The BIDS metadata is along the same lines, but I think we need something more flexible and broad in scope.

@adamltyson
Copy link
Member Author

One approach that I've been thinking of is:

  • Adopt the very detailed AIND metadata schema for specific rig, experiment details
  • Add some simple, NeuroBlueprint high-level metadata information including
    • Tags to aid re-use e.g. optophysiology, PV, decision-making
    • A high-level narrative about the experiment, e.g. "This experiment sought to investigate X in Y using Z. It was published in journal ABC
    • Lab notebook style info, e.g. "lights flickered at timepoint X"

In the future some tool could scrape NeuroBlueprint directories for this metadata and put it into a database of some sort. Researchers could then:

  • Use the tags to find potentially useful datasets
  • Use the narrative to confirm that it's relevant
  • Use the detailed metadata to enable re-use

@adamltyson
Copy link
Member Author

The more I think about this, the more I think we should promote (but not require) a single low-level metadata spec, like the AIND one. Another option is openminds.

I've been asked about metadata a lot, and it will be useful for us when building analysis pipelines.

@adamltyson
Copy link
Member Author

openminds also has a brain atlas standard which could be used when linking with BrainGlobe tools.

@JoeZiminski
Copy link
Member

JoeZiminski commented Jul 4, 2024

Below is a write-up for the three options for metadata format (BIDS, Allen, openMINDS) with some thoughts on how to proceed. I had a look for other standards but couldn't find many others, though of course we should consider anything available so let me know if you know of others. An alternative approach would be to use the NWB schema's .yaml files, they are really strong on the time syncing stuff, but I think we'd have to extend it to our use case ourselves, so will ignore this option for now.

Format

BIDS has two metadata formats, either .tsv or .json.

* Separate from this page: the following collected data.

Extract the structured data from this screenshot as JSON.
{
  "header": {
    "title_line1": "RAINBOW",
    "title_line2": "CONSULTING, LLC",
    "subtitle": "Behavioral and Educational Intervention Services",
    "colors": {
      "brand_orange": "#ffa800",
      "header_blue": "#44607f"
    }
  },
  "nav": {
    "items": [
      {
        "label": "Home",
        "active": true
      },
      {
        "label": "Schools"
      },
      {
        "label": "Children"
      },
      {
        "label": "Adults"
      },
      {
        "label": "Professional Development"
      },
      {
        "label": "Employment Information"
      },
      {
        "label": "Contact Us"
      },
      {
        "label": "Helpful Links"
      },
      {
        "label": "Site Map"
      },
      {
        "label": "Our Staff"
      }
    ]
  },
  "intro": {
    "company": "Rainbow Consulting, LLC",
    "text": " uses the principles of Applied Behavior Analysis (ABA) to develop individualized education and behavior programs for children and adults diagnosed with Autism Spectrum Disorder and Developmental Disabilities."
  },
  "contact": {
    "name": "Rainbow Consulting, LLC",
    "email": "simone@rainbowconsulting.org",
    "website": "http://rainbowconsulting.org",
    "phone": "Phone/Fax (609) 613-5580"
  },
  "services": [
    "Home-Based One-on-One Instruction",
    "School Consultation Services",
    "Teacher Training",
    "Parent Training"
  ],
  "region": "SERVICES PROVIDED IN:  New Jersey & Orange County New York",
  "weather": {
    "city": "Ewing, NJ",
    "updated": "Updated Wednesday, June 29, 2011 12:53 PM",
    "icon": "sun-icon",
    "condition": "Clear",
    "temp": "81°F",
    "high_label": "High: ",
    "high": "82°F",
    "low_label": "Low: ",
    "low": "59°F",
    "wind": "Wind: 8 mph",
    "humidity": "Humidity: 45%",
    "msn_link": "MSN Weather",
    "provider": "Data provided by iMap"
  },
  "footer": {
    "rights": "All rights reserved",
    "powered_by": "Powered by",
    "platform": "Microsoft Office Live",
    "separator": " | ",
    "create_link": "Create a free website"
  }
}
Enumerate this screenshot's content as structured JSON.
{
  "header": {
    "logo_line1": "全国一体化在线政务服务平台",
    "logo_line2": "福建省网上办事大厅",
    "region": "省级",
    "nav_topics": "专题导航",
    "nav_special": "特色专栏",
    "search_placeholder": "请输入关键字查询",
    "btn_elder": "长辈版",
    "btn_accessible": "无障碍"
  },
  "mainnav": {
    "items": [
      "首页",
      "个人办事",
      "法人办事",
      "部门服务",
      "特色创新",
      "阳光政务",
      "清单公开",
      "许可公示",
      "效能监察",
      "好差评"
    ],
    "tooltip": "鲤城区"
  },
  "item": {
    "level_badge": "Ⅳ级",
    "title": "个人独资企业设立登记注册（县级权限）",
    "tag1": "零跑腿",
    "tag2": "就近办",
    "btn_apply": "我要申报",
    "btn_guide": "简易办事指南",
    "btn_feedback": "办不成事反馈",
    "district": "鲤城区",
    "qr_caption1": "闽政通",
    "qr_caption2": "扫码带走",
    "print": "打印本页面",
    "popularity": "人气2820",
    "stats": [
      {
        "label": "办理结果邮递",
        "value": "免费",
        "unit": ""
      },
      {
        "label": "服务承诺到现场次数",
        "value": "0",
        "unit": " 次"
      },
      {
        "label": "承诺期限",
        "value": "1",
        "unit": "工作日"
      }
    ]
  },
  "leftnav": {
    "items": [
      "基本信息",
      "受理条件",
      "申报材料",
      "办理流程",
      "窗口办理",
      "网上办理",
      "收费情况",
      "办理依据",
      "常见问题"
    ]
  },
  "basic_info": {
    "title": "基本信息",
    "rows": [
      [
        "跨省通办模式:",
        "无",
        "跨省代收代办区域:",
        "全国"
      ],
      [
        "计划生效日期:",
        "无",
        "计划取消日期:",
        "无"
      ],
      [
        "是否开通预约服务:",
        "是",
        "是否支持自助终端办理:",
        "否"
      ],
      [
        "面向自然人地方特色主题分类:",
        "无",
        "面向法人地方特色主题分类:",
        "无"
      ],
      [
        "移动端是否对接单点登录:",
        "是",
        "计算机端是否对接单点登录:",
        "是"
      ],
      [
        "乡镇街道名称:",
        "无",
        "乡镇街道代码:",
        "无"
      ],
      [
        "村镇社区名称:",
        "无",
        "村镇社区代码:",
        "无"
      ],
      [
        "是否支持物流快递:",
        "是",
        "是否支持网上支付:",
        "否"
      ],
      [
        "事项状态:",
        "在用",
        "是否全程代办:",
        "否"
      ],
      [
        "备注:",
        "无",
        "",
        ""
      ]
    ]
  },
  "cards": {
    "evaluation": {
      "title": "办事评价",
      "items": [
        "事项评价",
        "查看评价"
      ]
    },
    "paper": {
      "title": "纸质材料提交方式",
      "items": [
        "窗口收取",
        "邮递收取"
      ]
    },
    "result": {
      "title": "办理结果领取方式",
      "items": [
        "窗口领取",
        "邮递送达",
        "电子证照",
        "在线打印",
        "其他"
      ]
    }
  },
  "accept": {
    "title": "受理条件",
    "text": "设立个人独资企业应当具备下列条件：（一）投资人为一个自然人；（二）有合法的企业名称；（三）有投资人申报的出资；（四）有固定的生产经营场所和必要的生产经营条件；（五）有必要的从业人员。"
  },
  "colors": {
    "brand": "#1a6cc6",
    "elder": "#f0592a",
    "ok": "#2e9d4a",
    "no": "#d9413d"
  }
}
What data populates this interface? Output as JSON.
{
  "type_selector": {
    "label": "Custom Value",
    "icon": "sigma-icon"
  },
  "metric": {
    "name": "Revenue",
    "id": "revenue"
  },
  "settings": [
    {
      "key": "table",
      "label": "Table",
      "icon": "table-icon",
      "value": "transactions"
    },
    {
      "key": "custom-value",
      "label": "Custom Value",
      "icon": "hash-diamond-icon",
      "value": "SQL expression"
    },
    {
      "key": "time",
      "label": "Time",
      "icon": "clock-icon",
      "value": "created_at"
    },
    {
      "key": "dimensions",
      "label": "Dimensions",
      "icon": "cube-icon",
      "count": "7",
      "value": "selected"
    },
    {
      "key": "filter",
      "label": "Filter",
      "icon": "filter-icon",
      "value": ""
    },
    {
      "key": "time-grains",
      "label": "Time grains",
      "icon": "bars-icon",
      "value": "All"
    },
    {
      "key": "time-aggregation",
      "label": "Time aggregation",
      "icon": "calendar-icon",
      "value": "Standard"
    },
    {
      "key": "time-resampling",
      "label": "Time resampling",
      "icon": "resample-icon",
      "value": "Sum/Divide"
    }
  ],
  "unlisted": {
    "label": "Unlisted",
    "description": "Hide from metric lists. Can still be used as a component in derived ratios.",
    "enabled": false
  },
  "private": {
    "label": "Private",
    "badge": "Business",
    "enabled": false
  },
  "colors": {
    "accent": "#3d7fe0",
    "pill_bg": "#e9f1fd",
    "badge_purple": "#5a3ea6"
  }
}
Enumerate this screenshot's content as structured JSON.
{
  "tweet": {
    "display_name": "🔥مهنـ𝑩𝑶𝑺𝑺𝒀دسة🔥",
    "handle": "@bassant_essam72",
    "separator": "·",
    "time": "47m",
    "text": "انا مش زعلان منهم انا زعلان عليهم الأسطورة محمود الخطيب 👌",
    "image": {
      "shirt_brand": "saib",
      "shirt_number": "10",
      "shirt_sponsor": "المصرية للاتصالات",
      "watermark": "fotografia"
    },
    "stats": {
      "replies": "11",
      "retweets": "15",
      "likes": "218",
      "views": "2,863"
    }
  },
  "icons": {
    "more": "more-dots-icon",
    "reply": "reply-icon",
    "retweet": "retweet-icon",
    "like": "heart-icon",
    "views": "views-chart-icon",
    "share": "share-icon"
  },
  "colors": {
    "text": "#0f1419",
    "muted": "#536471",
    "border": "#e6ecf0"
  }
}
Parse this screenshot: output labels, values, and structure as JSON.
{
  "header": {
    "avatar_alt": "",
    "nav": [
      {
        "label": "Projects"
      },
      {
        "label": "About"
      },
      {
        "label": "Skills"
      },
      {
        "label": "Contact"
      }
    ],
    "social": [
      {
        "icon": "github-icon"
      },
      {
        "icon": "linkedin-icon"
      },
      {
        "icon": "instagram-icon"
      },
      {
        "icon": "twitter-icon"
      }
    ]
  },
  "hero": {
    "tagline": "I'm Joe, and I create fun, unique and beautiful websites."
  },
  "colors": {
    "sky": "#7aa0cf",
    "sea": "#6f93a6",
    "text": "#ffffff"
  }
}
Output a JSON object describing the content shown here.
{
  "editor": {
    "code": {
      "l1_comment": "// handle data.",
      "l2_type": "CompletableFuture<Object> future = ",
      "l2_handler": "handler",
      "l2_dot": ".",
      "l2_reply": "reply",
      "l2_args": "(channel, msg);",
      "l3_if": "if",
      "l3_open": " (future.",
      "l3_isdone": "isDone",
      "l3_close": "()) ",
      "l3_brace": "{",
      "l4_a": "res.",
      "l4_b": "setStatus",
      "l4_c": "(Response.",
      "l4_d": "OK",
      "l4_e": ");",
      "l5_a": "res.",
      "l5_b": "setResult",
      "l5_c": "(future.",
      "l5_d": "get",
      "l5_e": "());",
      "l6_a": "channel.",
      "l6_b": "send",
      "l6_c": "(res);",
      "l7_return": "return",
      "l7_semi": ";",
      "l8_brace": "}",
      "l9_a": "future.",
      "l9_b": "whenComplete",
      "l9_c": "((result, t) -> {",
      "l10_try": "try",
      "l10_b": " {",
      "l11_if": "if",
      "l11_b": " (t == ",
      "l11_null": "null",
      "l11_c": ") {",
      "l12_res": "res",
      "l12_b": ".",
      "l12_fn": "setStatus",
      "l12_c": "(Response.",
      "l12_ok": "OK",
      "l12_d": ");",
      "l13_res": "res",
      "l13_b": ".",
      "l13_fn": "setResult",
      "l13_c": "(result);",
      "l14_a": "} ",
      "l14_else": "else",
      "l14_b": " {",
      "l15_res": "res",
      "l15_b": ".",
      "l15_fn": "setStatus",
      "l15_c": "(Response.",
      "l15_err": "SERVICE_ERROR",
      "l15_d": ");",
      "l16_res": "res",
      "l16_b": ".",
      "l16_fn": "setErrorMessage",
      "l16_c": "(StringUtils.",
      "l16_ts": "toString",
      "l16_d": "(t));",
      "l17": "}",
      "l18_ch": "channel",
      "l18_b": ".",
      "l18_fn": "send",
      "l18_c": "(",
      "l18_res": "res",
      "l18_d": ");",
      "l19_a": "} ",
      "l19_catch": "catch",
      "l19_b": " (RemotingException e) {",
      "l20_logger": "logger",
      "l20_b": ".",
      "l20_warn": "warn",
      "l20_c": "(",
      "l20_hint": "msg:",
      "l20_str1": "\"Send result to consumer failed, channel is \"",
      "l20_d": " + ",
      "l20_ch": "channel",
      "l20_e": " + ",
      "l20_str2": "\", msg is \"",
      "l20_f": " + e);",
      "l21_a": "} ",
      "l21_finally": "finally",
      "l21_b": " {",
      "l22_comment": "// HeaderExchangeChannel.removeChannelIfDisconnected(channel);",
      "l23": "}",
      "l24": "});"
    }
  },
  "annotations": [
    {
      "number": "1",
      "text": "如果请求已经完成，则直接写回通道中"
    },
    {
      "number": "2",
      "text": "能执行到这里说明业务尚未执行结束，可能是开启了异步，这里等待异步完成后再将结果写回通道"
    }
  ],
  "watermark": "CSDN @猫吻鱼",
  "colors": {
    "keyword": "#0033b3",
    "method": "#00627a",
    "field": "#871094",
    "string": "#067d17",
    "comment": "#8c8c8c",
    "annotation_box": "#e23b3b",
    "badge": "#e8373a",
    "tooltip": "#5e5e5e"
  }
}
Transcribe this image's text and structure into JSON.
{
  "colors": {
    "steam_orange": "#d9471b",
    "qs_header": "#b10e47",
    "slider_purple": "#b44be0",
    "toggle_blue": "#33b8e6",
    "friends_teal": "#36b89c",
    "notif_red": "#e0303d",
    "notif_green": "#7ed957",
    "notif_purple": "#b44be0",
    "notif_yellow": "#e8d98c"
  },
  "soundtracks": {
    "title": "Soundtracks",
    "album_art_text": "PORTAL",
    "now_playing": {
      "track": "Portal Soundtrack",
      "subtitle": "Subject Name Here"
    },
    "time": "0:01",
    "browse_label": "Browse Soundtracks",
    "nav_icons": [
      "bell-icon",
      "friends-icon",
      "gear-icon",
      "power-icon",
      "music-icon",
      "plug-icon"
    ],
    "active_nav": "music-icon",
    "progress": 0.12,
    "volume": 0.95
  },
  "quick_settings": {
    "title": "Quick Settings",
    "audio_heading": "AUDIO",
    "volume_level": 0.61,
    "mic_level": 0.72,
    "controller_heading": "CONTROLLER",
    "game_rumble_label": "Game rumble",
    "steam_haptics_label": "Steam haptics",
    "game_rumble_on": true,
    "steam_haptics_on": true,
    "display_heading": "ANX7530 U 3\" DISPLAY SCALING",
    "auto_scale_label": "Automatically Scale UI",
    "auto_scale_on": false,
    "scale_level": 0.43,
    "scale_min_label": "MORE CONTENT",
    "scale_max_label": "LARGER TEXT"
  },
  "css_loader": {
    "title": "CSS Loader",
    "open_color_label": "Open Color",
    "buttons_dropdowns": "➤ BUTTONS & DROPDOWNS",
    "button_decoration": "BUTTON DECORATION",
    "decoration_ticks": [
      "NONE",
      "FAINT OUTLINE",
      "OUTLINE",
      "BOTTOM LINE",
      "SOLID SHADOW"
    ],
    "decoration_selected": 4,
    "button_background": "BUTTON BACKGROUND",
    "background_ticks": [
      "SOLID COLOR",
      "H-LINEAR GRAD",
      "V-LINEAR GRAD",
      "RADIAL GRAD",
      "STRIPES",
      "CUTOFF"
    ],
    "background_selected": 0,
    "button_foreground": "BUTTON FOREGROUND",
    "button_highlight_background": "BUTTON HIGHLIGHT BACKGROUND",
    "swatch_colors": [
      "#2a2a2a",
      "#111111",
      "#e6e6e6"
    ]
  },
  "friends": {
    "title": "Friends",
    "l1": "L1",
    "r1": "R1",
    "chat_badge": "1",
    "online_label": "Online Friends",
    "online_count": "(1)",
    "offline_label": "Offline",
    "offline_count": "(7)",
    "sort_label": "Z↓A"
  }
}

The .tsv is used for creating tables with multiple entries. Some examples include list of participants, samples, trial information. Otherwise. .json is used for all other metadata that are key-value pairs. For example, the dataset description and a lot of modality-specific metadata (e.g. behaviour
or miroscopy. In general the metadata key-value pairs are very well documented, and split by modality.

The Allen uses .json for formatting all metadata, and have really extensive set of metadata entries specified. they provide very nice dashboard for manual creation of metadata files. The key-value pairs in the schema itself are not particularly well documented, I am not sure what many of these are referring to, for example in the 'session' metadata file. Reading their docs, it seems many of these fields are filled automatically during data acquisition / transfer by Allen infrastructure.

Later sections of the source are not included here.